“So, Who Do You Write Like?”

“So, Who Do You Write Like?”

We recently had a very interesting conversation, my writing group and I, about maybe the second hardest ( and really most annoying) question to answer: So, who do you think you write like?

We determined that for purposes of submitting to lit mags, it’s an important answer to know. After all, knowing the style in which you write can whittle down where you send your precious ones, or rather, where the work of who you write like tends to be published and seen. But who wants to sit there and say, “Well, I write like him, him, and her?” We all would like to believe we are somewhat original and maybe can even do what we do better than the poet we “write like.” I mean come on now, after all, we writers love our immediate and singular gratification.

But we do have to acknowledge that our style may fall within a certain aesthetic, even if that aesthetic is a blend of various aesthetics. The tendency, when asked who I write like, is to say “Uh, Jennifer Steele” because I do, but my work carries many influences as does everyone’s work.

Maybe the bottom line is we just can’t (or do not desire to) point our finger to whom our work resembles. One of my fellow workshoppers made this great point: the writers we like to read and put in our top 10 list of greatest poets I’d like to be buried with are most likely not the poets we write anything like; even more strangely, we may fall into a section of writers whose work we don’t enjoy.

So what to do with that?

I don’t believe that saying your writing has particular influences or lies within the same “genre” as another writer(s) is necessarily a bad thing. I, myself, can see hints of writers I admire come through in my work in different ways, maybe not lyrically, but perhaps with use of white space or line breaks. Naomi Shihab Nye is one of favorite poets for reasons that have to do with pacing, lyricism, and narrative structure.
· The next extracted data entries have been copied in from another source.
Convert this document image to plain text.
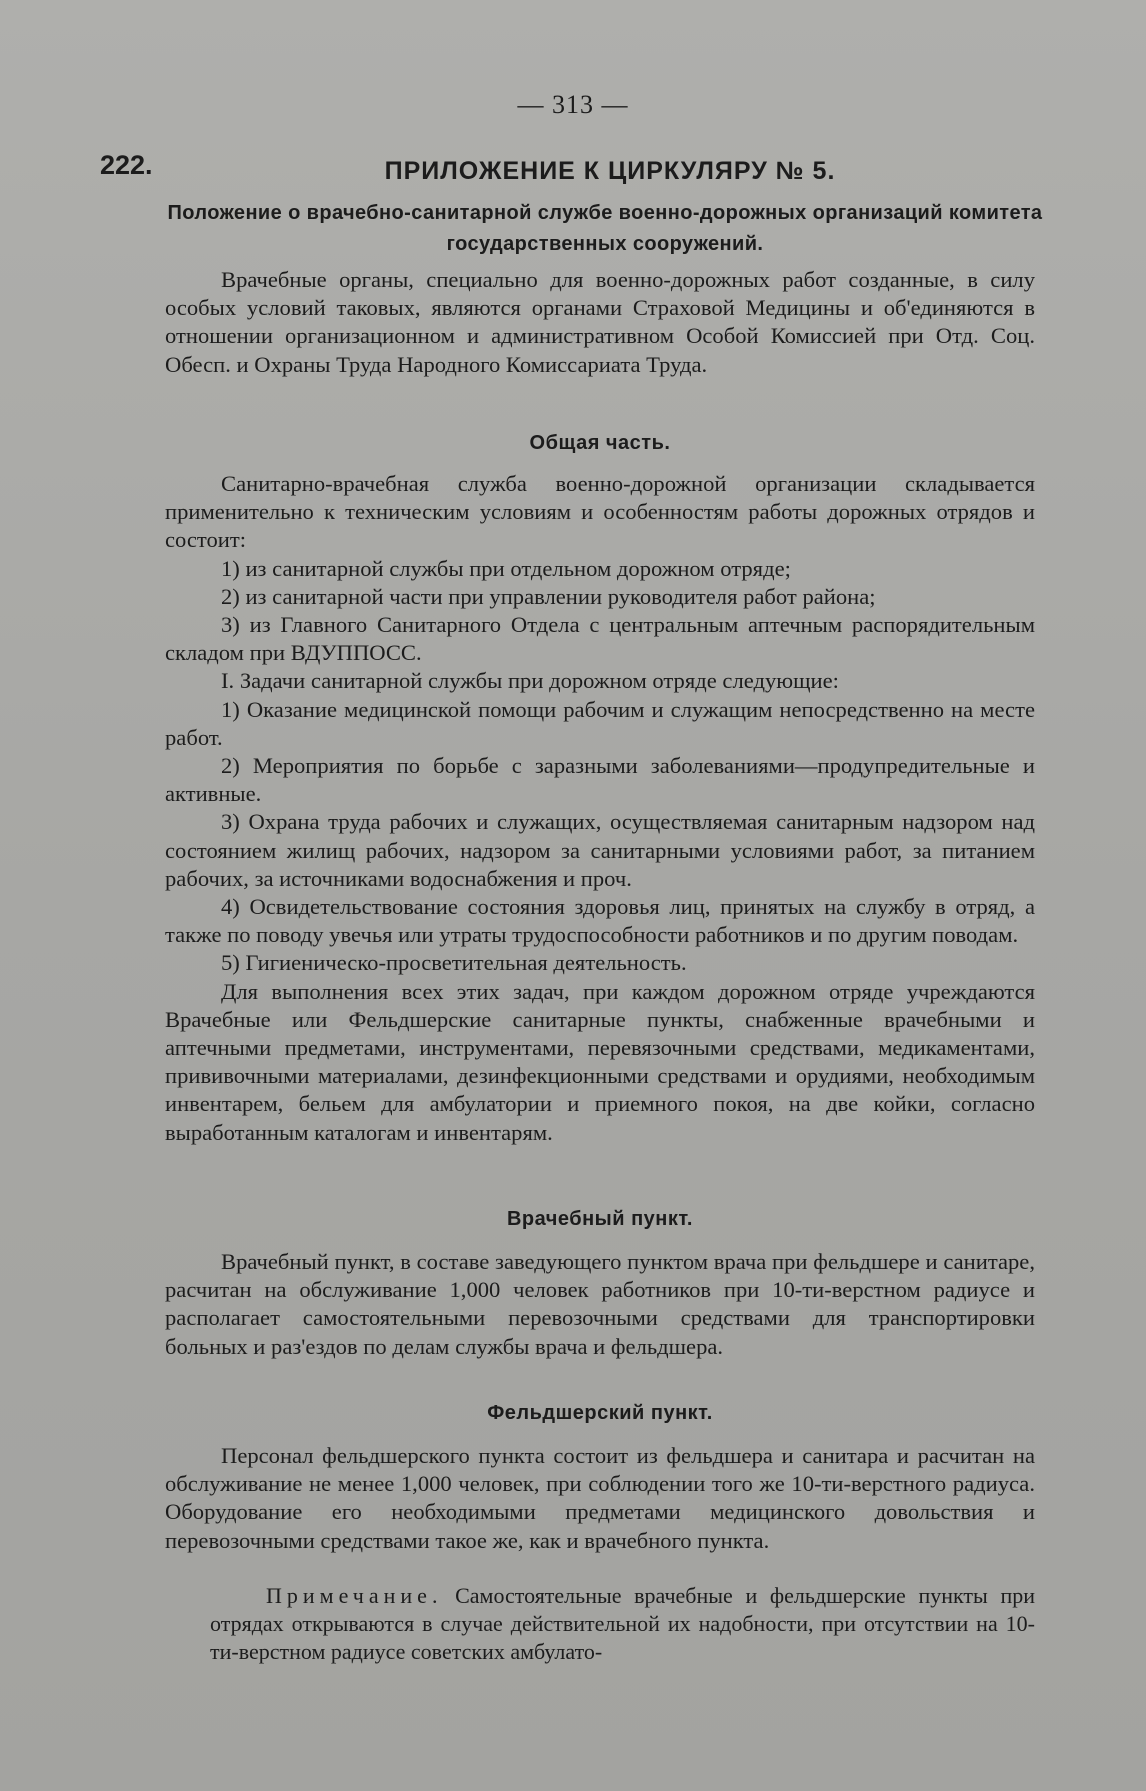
— 313 —
222.	ПРИЛОЖЕНИЕ К ЦИРКУЛЯРУ № 5.
Положение о врачебно-санитарной службе военно-дорожных организаций комитета государственных сооружений.

Врачебные органы, специально для военно-дорожных работ созданные, в силу особых условий таковых, являются органами Страховой Медицины и об'единяются в отношении организационном и административном Особой Комиссией при Отд. Соц. Обесп. и Охраны Труда Народного Комиссариата Труда.

Общая часть.

Санитарно-врачебная служба военно-дорожной организации складывается применительно к техническим условиям и особенностям работы дорожных отрядов и состоит:

1) из санитарной службы при отдельном дорожном отряде;

2) из санитарной части при управлении руководителя работ района;

3) из Главного Санитарного Отдела с центральным аптечным распорядительным складом при ВДУППОСС.

I. Задачи санитарной службы при дорожном отряде следующие:

1) Оказание медицинской помощи рабочим и служащим непосредственно на месте работ.

2) Мероприятия по борьбе с заразными заболеваниями—продупредительные и активные.

3) Охрана труда рабочих и служащих, осуществляемая санитарным надзором над состоянием жилищ рабочих, надзором за санитарными условиями работ, за питанием рабочих, за источниками водоснабжения и проч.

4) Освидетельствование состояния здоровья лиц, принятых на службу в отряд, а также по поводу увечья или утраты трудоспособности работников и по другим поводам.

5) Гигиеническо-просветительная деятельность.

Для выполнения всех этих задач, при каждом дорожном отряде учреждаются Врачебные или Фельдшерские санитарные пункты, снабженные врачебными и аптечными предметами, инструментами, перевязочными средствами, медикаментами, прививочными материалами, дезинфекционными средствами и орудиями, необходимым инвентарем, бельем для амбулатории и приемного покоя, на две койки, согласно выработанным каталогам и инвентарям.

Врачебный пункт.

Врачебный пункт, в составе заведующего пунктом врача при фельдшере и санитаре, расчитан на обслуживание 1,000 человек работников при 10-ти-верстном радиусе и располагает самостоятельными перевозочными средствами для транспортировки больных и раз'ездов по делам службы врача и фельдшера.

Фельдшерский пункт.

Персонал фельдшерского пункта состоит из фельдшера и санитара и расчитан на обслуживание не менее 1,000 человек, при соблюдении того же 10-ти-верстного радиуса. Оборудование его необходимыми предметами медицинского довольствия и перевозочными средствами такое же, как и врачебного пункта.

Примечание. Самостоятельные врачебные и фельдшерские пункты при отрядах открываются в случае действительной их надобности, при отсутствии на 10-ти-верстном радиусе советских амбулато-
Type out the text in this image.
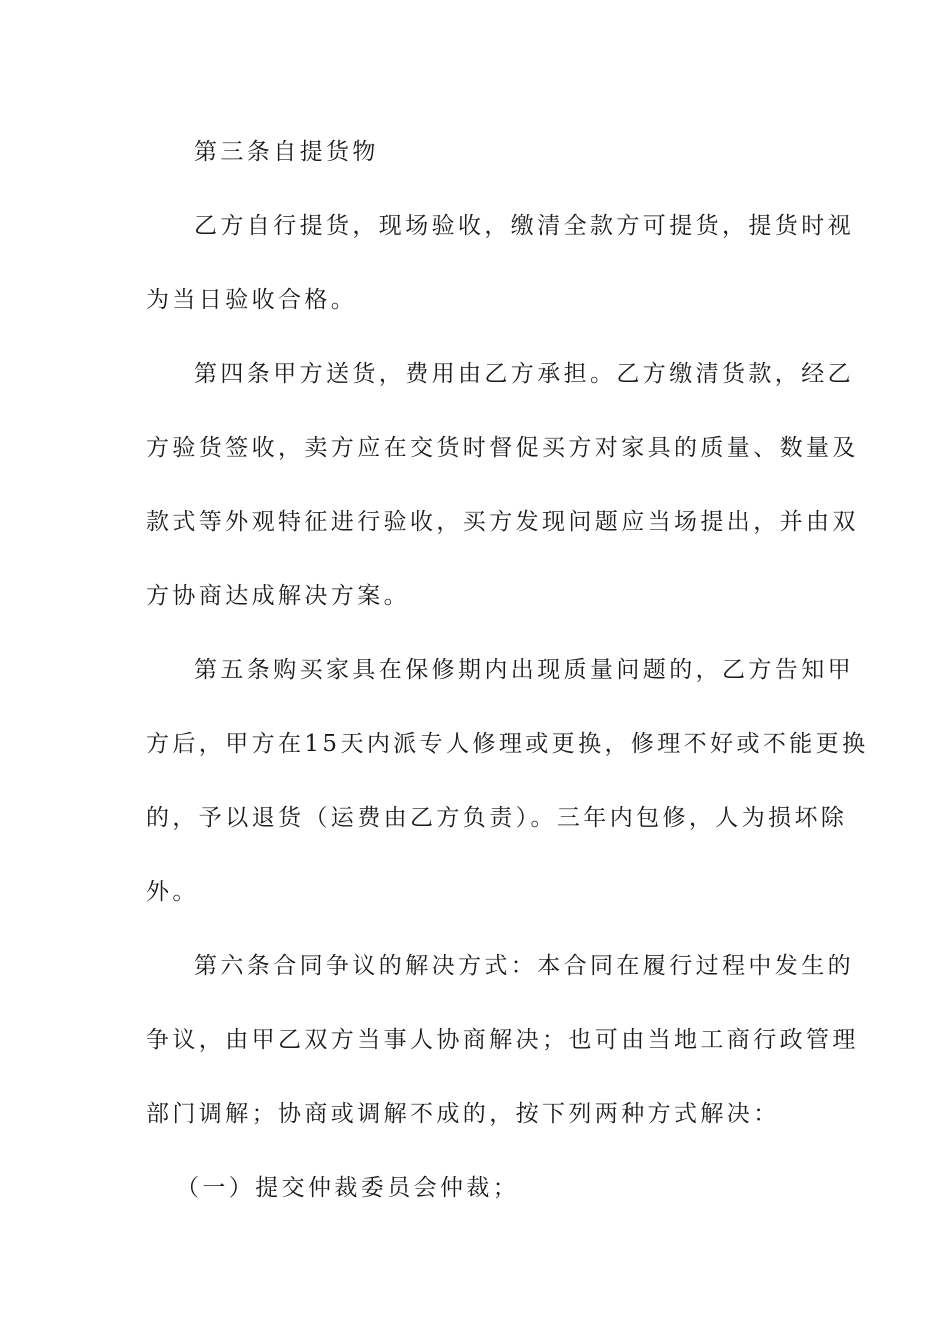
第三条自提货物
乙方自行提货，现场验收，缴清全款方可提货，提货时视
为当日验收合格。
第四条甲方送货，费用由乙方承担。乙方缴清货款，经乙
方验货签收，卖方应在交货时督促买方对家具的质量、数量及
款式等外观特征进行验收，买方发现问题应当场提出，并由双
方协商达成解决方案。
第五条购买家具在保修期内出现质量问题的，乙方告知甲
方后，甲方在15天内派专人修理或更换，修理不好或不能更换
的，予以退货（运费由乙方负责）。三年内包修，人为损坏除
外。
第六条合同争议的解决方式：本合同在履行过程中发生的
争议，由甲乙双方当事人协商解决；也可由当地工商行政管理
部门调解；协商或调解不成的，按下列两种方式解决：
（一）提交仲裁委员会仲裁；
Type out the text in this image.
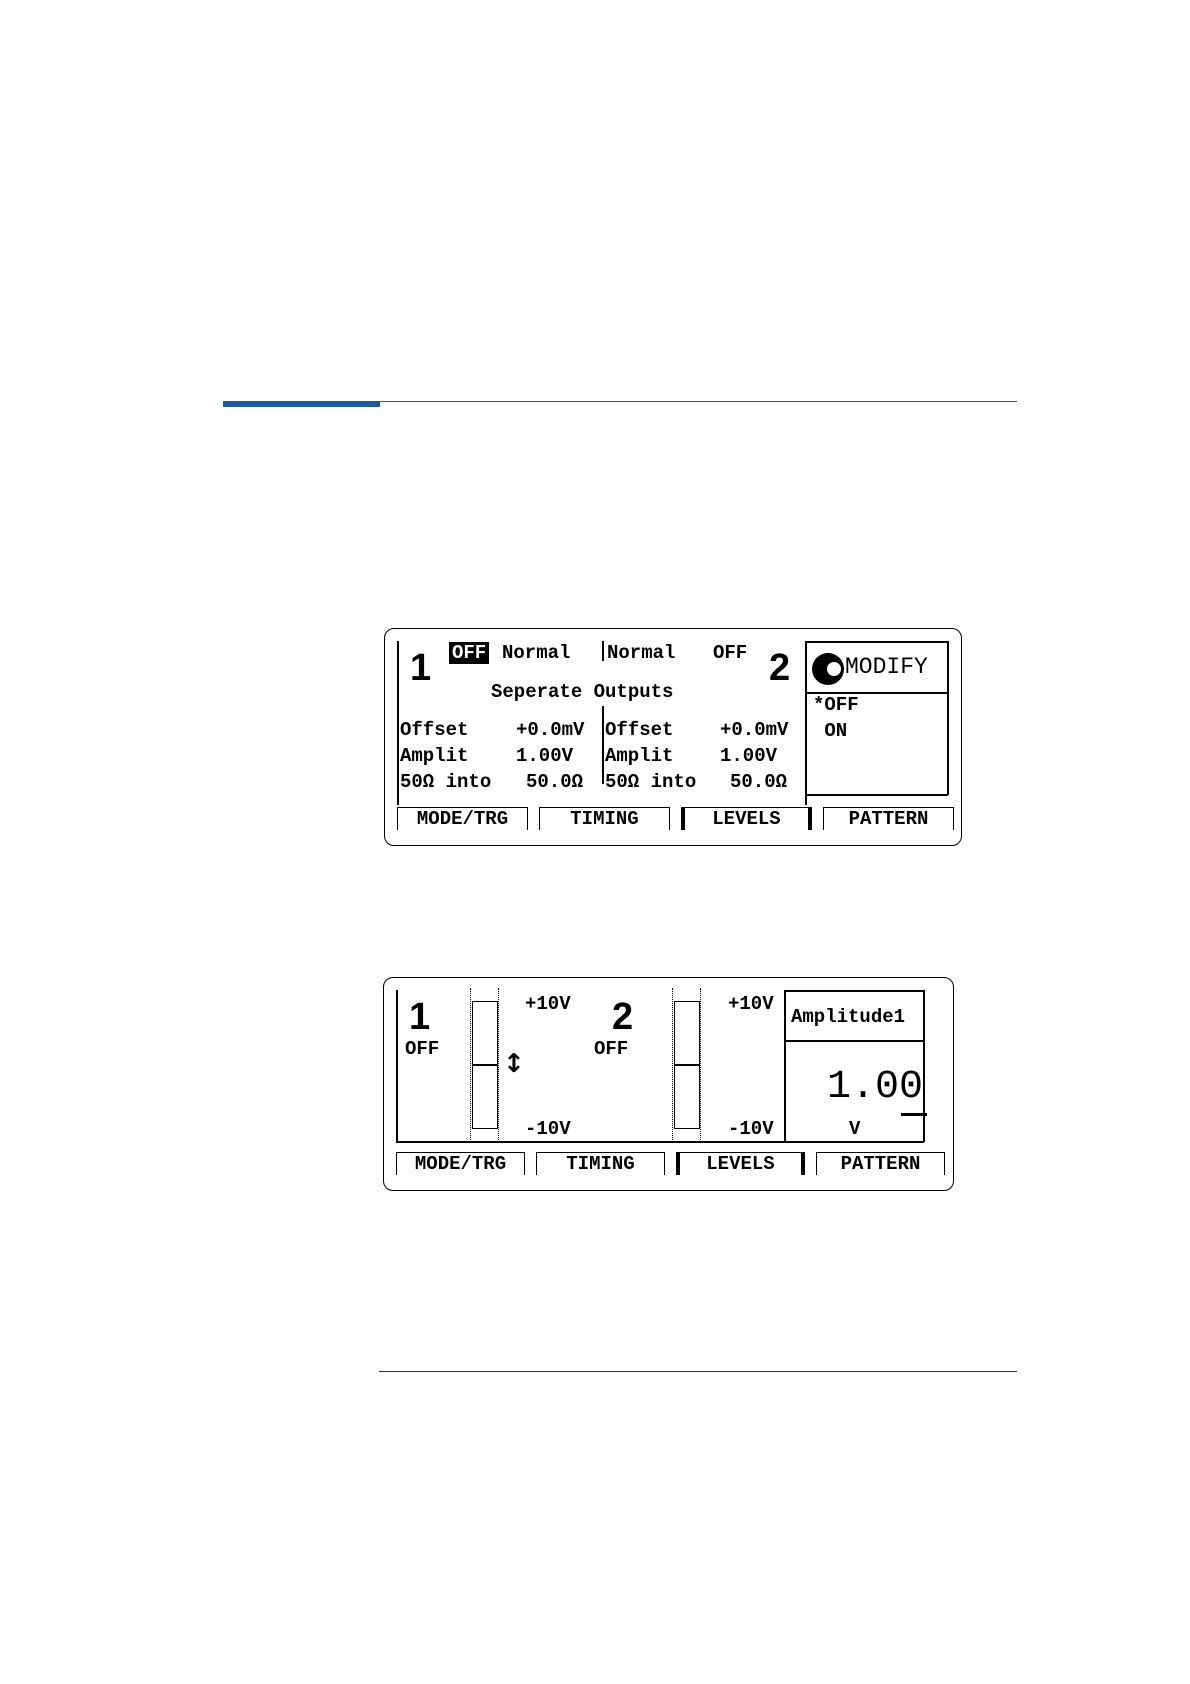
1	2
OFF Normal Normal OFF
Seperate Outputs
Offset	+0.0mV
Amplit	1.00V
50Ω into 50.0Ω
Offset +0.0mV
Amplit 1.00V
50Ω into 50.0Ω
MODIFY
*OFF
ON
MODE/TRG	TIMING	LEVELS	PATTERN
1
OFF ↕
+10V
-10V
2
OFF
+10V
-10V
Amplitude1
1.00
V
MODE/TRG	TIMING	LEVELS	PATTERN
My witting gleans her quietude and what I call “pow” contemplative lines that fall neatly within the narrative.

As you can tell, this conversation really got me thinking. Who do I write like? The only poet who I am ever able to identify with stylistically would be Tracy K. Smith. Now, Tracy is a baaaaad mammajamma. Her work is edgy and unexpected. My poems can relate to her placement of short statements, causing a reader to think and realize along with the speaker, pause the moment and consider for a while how we got here. Needless to say, me and Tracy could kick it.

But, Joan Houlihan is a newfound friend and what’s interesting is that I wouldn’t have immediately identified with her work, but taking a more critical look at poems I wrote a long time ago and still love, these poems seem to exist in this narrative/abstract/language realm her poems belong to. I can’t necessarily relate my content to her content, but do find myself strangely attracted to her writing.

So I guess I am somewhere mixed in with Tracy K. Smith and Joan Houlihan, plus all of the poets Amazon has recommended based on books purchased by people who also bought “Life On Mars” and “The Mending Worm.” Not a bad little crew.